HBase/Hadoop on Mac OS X (Pseudo-Distributed)

I wanted to do some experimenting with various tools for doing Hadoop and HBase activities and didn’t want to have to bother making it work with our Cluster in the Cloud. I just wanted a simple experimental environment on my Macbook Pro running Snow Leopard Mac OS X.

So I thought it was time to revisit installing Hadoop and HBase on the Mac using the latest versions of everything.
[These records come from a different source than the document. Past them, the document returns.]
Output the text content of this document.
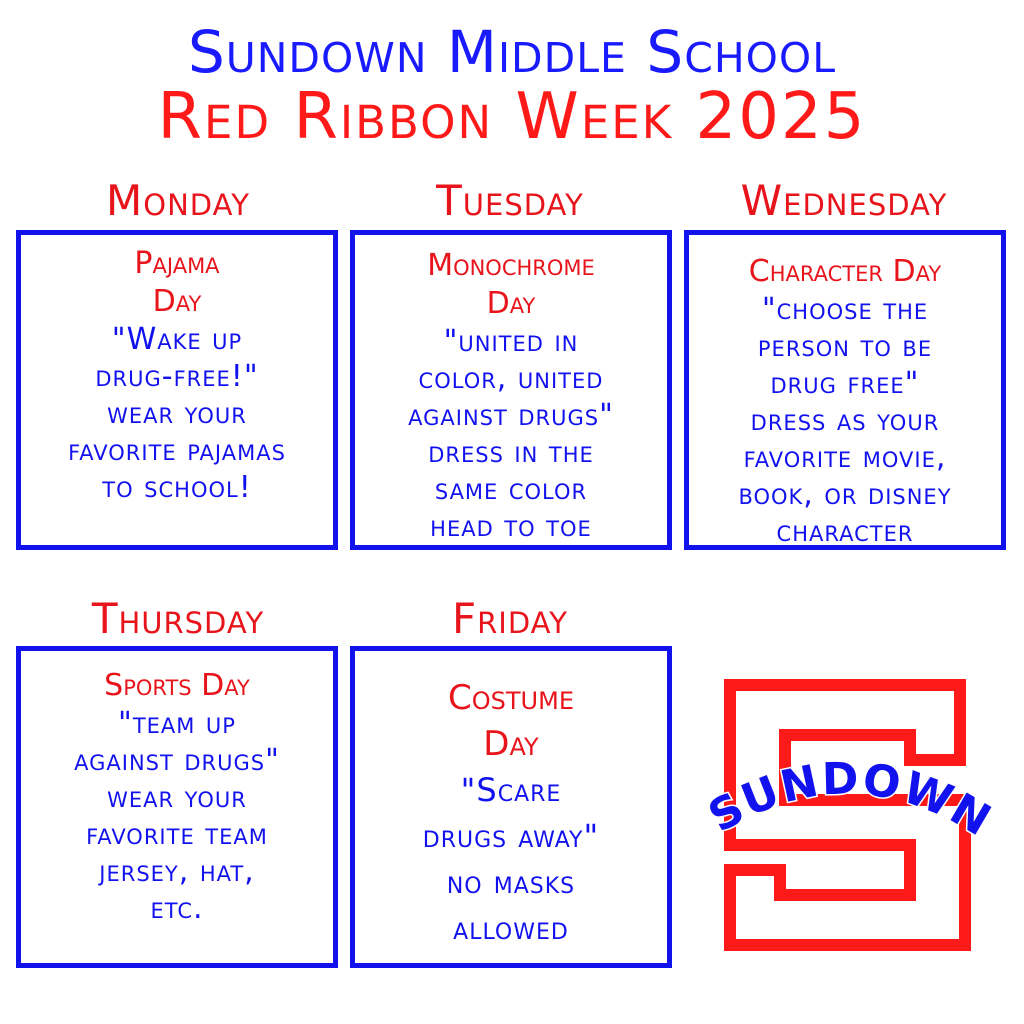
Sundown Middle School
Red Ribbon Week 2025
Monday
Pajama
Day
"Wake up
drug-free!"
wear your
favorite pajamas
to school!
Tuesday
Monochrome
Day
"united in
color, united
against drugs"
dress in the
same color
head to toe
Wednesday
Character Day
"choose the
person to be
drug free"
dress as your
favorite movie,
book, or disney
character
Thursday
Sports Day
"team up
against drugs"
wear your
favorite team
jersey, hat,
etc.
Friday
Costume
Day
"Scare
drugs away"
no masks
allowed
SUNDOWN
This will be deployed as Psuedo-Distributed mode native to Mac OS X. Some folks actually create a set of Linux VMs with a full Hadoop/HBase stack and run that on the Mac, but that is a bit of overkill for now.

These instructions mainly follow the standard instructions for Apache Hadoop and Apache HBase

Prerequisits

Mac OS X Xcode developer tools which includes Java 1.6.x. You can get this for free from the Apple Mac Dev Center. You have to become a member but there is a free membership available.
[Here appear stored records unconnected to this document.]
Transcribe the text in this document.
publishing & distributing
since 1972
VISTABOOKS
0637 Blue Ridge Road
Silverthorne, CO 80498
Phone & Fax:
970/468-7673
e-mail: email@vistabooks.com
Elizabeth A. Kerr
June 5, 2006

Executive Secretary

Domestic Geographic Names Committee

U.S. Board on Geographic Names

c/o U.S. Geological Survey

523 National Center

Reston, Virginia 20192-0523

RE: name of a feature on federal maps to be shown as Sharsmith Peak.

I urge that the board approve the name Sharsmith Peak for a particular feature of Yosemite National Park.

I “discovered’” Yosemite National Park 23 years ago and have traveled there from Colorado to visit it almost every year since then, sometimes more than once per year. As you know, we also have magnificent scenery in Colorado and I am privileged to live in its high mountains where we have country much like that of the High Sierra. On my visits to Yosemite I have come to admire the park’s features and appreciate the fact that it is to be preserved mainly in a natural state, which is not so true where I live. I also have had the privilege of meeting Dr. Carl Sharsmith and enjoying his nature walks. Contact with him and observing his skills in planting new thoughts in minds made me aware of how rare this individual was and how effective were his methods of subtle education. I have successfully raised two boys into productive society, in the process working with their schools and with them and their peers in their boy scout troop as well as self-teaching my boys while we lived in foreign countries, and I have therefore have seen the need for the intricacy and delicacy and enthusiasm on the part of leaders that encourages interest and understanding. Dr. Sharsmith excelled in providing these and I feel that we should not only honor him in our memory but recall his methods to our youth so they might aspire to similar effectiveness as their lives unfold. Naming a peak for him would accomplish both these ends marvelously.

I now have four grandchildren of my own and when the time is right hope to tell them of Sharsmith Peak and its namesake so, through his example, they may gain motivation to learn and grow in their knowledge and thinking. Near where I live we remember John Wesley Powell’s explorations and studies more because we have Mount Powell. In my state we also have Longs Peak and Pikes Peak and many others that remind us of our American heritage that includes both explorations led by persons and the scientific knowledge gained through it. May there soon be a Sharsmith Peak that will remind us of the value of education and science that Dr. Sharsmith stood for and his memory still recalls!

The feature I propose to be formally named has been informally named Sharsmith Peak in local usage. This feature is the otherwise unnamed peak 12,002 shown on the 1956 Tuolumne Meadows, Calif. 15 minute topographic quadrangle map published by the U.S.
Download and Unpack Latest Distros

You can get a link to a mirror for Hadoop via the Hadoop Apache Mirror link and for Hbase at the HBase Apache Mirror link. Each of those links will bring you to a suggested link to a mirror for Hadoop or HBase. Once you click on the suggest link, it will bring you to a mirror with the recent releases. You can click on the stable link which will then bring you to a directory that has the latest stable Hadoop (as of this writing: hadoop-0.20.2.tar.gz) or HBase (as of this writing: hbase-0.20.3.tar.gz ). Click on those tar.gz files to download them.

I am going to keep the distros in ~/work/pkgs. I usually create a directory ~/work/pkgs and unpack the tar files there as numbered versions and then create symbolic links to them in ~/work. But you can do this all in any directory that you can control.:

cd ~/work
mkdir -p pkgs
cd pkgs
tar xvzf hadoop-0.20.2.tar.gz
tar xvzf hbase-0.20.3.tar.gz
cd ..
ln -s pkgs/hadoop-0.20.2 hadoop
ln -s pkgs/hbase-020.3 hbase
mkdir -p hadoop/logs
mkdir -p hbase/logs

Now you can have your tools all access ~/work/hadoop or ~/work/hbase and not care what version it is. You can update to later version just by downloading, untarring the distro and then just change the symbolic links.

Configure Hadoop

All the configuration files mentioned here will be in ~/work/hadoop/conf. In this example we are assuming that the Hadoop servers will only be accessed from this localhost. If you need to make it accessable from other hosts or VMs on your lan that support Bonjour, you could use the bonjour name (ie. the name of your mac followed by .local such as mymac.local) instead of localhost in the following Hadoop and HBase configuraitons

hadoop-env.sh

Mainly need to tell Hadoop where your JAVA_HOME is.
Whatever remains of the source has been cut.